We love it. And you've voted. See which is the best American beer city.
There has been a trend in craft brewing lately to include a wide variety of 'non-traditional' ingredients—hot peppers, chocolate, coffee, juniper and rosehips are just a few that can be found in a number of popular brews. But residents of colonial America were not shy about brewing with additions we might find peculiar today. Potato beer was quite popular, with recipes for this 'excellent beverage' published in a number of sources. Potatoes continued to be a common addition to the brewing process in the nineteenth century; in 1832, Lydia Maria Francis Child suggested that they made beer, 'a good family drink,' more 'spirited.' Molasses, ginger, spruce, treacle, and even peas were not unusual to find in brewing recipes of the era.
Like most householders of their age, the Founding Fathers made beer at home (or, more typically, their wives, servants, and slaves did the hard work of actually brewing) and given their fame (and tendency to keep good records), we are lucky enough to have their recipes. George Washington famously boycotted his beloved imported British porters just before war broke out—he lent his support to a bill that called for the avoidance of British beer, tea and other cornerstones of daily life. (The bill in question was crafted by one Samuel Adams). The New York Public Library is the keeper of Washington's personal formula for 'small beer'—an everyday drink that might be consumed by children, servants and the infirm. If brewed strictly to his methods, this beer would clock in around the 11% mark; the addition of ample amounts of molasses makes for a heady beverage.
Thomas Jefferson originally left the brewing to his wife, Martha—in the early 1770s she was managing the production of 15 gallons of small beer every two weeks or so. Brewing at Monticello fell somewhat off Jefferson's radar for a time, but he seemed to enjoy a renewed interest in the early part of the new nineteenth century; he began purchasing books on brewing, and mentioned it more frequently in his correspondence.
Jefferson engaged Joseph Miller, an English brewer unable to return to his native country thanks to the outbreak of the War of 1812, to improve Monticello's beers. Miller taught the enslaved Peter Hemings (brother of Sally, and himself an accomplished cook) his skills. It is perhaps somewhat surprising that Jefferson, a committed chronicler of just about everything else, did not leave a full recipe for Monticello's beers, but it is possible to tease out his ingredients and methods through his papers (including the design of his start-of-the-art brewhouse); we know he never minded using corn for his malt.
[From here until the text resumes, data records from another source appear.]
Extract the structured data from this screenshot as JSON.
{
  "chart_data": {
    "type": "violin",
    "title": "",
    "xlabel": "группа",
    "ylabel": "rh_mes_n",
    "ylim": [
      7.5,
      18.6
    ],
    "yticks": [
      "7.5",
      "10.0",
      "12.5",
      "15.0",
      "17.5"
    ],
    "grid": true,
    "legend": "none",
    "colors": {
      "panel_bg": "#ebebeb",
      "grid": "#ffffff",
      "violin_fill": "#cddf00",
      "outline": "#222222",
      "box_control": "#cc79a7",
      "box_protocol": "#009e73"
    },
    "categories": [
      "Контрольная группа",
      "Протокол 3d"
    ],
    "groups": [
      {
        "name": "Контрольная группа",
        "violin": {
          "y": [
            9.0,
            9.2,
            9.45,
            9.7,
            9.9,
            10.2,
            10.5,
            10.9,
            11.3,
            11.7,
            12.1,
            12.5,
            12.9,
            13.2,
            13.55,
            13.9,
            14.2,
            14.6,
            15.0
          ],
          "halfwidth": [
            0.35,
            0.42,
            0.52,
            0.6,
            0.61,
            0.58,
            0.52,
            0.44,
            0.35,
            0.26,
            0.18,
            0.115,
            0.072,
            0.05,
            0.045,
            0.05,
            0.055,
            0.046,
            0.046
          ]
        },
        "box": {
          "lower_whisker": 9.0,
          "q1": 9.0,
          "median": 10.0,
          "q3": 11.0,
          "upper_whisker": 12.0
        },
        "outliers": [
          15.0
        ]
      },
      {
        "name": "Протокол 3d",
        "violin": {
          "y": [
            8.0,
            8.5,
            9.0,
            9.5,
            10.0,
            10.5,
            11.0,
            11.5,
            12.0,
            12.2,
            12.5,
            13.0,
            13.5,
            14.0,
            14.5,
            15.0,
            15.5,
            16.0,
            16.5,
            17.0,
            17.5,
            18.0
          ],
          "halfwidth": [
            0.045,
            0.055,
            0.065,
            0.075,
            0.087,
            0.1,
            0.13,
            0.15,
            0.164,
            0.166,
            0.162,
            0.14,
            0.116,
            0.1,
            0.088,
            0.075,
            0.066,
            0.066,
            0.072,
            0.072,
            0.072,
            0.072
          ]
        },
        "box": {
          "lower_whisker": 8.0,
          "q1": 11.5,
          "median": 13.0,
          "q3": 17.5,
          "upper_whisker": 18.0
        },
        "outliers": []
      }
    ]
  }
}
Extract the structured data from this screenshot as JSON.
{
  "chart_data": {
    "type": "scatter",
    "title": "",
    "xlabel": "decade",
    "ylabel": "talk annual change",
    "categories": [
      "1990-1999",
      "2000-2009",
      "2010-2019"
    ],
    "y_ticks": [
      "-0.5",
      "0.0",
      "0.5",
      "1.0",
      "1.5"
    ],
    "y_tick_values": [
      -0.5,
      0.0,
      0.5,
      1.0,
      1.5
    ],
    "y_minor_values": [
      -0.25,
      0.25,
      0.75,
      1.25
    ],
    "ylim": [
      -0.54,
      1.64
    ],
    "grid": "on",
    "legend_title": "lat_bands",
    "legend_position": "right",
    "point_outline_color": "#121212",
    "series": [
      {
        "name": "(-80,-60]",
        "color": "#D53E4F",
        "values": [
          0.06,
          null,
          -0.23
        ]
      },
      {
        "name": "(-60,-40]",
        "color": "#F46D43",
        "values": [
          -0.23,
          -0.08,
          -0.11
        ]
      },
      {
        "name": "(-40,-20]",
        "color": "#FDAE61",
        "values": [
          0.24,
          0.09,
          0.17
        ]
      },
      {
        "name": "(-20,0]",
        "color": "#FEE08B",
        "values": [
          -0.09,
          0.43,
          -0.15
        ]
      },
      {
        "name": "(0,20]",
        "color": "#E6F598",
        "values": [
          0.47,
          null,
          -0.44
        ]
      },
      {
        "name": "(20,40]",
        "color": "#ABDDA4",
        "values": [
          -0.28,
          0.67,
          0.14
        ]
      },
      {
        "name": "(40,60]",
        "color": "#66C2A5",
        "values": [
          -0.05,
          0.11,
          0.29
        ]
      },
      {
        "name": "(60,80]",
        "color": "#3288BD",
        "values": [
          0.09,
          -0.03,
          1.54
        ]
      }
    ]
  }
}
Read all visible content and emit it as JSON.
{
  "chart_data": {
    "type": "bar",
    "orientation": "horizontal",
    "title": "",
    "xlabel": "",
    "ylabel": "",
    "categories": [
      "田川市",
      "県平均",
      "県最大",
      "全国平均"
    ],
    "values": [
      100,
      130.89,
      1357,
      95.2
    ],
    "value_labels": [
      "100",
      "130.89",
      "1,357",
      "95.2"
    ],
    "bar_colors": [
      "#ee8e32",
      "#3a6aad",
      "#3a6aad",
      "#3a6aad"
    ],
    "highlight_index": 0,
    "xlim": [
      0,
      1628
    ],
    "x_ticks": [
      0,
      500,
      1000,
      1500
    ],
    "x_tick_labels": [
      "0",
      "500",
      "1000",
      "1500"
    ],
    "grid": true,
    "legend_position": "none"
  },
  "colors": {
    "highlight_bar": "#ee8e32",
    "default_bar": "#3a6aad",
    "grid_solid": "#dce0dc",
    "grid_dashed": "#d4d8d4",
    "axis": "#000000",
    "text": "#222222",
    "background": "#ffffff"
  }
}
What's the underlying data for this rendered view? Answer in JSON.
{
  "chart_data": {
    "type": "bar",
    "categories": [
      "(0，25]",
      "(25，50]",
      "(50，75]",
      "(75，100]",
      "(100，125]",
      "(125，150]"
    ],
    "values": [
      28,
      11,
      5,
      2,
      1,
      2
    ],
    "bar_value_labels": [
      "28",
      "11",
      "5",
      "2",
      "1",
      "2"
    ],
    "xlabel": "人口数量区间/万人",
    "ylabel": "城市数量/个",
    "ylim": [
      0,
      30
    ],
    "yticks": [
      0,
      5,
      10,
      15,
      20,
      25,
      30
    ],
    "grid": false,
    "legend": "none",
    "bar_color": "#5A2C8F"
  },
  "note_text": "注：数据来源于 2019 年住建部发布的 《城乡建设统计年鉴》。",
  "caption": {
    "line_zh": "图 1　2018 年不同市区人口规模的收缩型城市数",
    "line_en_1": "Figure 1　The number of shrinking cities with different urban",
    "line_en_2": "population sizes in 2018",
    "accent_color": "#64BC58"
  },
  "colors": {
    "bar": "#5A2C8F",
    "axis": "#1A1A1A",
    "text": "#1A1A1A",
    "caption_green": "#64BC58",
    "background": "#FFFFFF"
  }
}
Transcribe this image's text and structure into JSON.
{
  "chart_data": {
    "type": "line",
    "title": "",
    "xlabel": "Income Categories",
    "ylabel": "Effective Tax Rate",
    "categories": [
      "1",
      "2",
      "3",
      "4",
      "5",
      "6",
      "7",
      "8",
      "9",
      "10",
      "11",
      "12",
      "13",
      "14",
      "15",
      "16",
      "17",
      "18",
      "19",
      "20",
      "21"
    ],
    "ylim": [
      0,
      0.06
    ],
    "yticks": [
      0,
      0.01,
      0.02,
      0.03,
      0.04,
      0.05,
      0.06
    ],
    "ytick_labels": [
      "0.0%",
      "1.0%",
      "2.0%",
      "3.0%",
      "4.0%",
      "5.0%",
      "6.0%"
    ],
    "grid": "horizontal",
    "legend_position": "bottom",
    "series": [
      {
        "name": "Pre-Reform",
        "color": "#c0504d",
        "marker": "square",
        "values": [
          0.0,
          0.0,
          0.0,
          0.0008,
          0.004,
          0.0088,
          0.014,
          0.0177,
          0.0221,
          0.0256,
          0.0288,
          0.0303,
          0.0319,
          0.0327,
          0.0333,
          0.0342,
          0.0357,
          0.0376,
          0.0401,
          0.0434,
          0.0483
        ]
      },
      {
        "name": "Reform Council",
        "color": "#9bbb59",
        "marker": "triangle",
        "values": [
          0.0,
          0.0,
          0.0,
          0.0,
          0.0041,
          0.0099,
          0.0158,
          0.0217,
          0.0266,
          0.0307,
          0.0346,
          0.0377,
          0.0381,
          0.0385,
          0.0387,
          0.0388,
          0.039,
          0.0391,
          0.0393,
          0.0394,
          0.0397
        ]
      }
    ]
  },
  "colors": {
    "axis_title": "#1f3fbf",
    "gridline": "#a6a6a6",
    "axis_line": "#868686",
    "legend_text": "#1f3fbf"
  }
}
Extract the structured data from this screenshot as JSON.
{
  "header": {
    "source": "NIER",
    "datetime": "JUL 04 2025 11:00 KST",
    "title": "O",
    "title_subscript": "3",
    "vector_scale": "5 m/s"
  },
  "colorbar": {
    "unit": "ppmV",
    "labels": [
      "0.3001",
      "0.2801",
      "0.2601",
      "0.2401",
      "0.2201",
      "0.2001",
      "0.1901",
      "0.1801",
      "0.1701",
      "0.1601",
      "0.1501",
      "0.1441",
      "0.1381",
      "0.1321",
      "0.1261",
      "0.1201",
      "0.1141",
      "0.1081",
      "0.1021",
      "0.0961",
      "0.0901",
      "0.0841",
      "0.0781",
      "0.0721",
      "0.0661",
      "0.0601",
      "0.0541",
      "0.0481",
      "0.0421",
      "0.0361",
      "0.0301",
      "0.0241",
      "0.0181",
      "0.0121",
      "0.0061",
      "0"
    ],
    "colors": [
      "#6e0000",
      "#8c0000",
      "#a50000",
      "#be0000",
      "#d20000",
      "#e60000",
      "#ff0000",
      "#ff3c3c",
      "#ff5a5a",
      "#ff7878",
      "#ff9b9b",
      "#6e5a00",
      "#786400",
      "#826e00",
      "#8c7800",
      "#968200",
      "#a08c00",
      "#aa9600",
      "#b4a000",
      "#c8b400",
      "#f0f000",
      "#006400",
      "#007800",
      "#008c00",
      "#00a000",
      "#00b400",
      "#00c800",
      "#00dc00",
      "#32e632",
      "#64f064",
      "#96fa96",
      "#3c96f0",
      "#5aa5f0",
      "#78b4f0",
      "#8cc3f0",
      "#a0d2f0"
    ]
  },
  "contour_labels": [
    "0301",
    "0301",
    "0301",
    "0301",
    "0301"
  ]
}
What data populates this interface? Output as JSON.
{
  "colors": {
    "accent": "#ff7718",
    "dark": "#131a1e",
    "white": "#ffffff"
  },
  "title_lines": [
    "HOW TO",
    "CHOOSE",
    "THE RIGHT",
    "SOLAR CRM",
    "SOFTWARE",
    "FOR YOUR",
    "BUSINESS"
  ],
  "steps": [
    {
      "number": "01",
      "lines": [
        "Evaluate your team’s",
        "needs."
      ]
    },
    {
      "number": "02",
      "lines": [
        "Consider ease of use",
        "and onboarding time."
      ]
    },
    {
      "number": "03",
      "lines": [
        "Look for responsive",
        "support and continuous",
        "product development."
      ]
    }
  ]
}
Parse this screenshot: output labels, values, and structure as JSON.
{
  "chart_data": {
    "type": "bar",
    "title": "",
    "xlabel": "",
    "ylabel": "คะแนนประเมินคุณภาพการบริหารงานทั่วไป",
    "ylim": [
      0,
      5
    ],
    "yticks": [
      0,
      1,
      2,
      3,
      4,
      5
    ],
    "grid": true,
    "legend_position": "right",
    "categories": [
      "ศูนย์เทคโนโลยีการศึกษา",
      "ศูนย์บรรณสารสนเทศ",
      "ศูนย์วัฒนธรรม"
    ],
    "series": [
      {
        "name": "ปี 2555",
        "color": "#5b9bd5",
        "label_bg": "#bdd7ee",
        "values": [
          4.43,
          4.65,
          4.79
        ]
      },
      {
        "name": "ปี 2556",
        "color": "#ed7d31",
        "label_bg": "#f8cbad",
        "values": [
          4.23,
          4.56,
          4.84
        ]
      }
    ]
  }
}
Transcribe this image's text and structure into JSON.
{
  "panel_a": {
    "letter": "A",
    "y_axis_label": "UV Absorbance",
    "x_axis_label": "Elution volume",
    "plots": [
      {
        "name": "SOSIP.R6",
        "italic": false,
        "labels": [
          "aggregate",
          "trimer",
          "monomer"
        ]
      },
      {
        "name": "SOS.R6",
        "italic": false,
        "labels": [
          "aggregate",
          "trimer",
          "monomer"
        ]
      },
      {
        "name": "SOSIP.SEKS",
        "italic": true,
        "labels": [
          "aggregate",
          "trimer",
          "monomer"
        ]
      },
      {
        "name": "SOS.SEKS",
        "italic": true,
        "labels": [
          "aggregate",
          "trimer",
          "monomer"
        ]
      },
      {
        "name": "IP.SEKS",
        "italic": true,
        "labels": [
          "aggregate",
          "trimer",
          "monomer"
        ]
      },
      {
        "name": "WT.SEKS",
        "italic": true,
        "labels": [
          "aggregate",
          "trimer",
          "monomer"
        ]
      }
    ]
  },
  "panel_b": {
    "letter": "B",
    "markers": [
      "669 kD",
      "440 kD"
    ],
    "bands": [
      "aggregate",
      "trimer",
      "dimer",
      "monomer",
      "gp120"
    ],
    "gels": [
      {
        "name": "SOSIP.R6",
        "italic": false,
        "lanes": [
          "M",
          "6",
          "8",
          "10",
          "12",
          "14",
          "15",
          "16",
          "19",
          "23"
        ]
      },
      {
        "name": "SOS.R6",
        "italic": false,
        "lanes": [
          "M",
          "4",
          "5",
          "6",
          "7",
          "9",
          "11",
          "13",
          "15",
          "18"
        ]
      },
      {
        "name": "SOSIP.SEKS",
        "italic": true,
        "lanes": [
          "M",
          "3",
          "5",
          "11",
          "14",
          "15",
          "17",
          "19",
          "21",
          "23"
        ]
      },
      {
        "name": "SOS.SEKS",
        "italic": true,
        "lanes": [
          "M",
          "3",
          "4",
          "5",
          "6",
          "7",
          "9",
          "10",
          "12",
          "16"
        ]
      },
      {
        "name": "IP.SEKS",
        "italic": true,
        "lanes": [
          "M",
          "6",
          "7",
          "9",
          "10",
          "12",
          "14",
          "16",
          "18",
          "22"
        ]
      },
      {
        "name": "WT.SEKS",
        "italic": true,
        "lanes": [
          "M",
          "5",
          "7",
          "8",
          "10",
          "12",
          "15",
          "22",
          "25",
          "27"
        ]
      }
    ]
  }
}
Other Founding Fathers also had a hand in beer—James Madison proposed founding a national brewery and creating a Secretary of Beer, but Congress did not support his grand plans. Benjamin Franklin felt that his fellow printers imbibed a little too freely:
every day a Pint before Breakfast, a Pint at Breakfast with his Bread and Cheese; a Pint between Breakfast and Dinner; a Pint at Dinner; a Pint in the afternoon about Six O'Clock, and another when he had done his Day's-Work. I thought it a detestable Custom. But it was necessary, he suppos'd, to drink strong Beer that he might be strong to Labour. I endeavour'd to convince him that the Bodily Strength afforded by Beer could only be in Proportion to the Grain or Flour of the Barley dissolved in the Water of which it was made.
But Franklin kept a recipe around for making spruce beer. Like Washington's recipe, it called for large amounts of molasses or sugar. He used essence of spruce rather than fresh sprigs, though other contemporary recipes, mainly from New England, used the plant directly. Other brewers further differentiated between white spruce beer, made with sugar, and brown spruce beer, using molasses; it seems Franklin enjoyed both.
These days, recreations of historic beers are typically adjusted a bit for the modern palate—and for a population that is not accustomed to drinking alcohol all day, every day. Yards Brewing Company's Ales of the Revolution series (reviewed here) includes George Washington's Tavern Porter, Poor Richard's Tavern Spruce Ale, and Thomas Jefferson's Tavern Ale. Each beer is based on thorough research, although there are certain refinements that ensure each one is pleasing to drinkers today—brewer Tom Kehoe has noted the difficulty of using some of the historic ingredients on a commercial scale. Modern brewing techniques also ensure consistency from batch to batch, something early American drinkers could rarely hope to enjoy.
Starr Hill has also used Monticello's records to create Monticello Reserve Ale, available on-site at Jefferson's home. Their brewer, Levi Duncan, intends to brew an entirely historically accurate (and, in all likelihood, quite sour) version for testing purposes at some point in the future.
If you're seeking a more exact replica of early American beers, head to Colonial Williamsburg; their Historic Foodways program lets visitors watch the eighteenth century brewing process in person—and occasionally there is some sampling.
George Washington's small beer is soon to be recreated by Coney Island Brewing Company for a private reception at the New York Public Library; the public will have a chance to taste it at Rattle N Hum on May 18th.
But there's still a large, untapped market out there for potato beer, don't you think?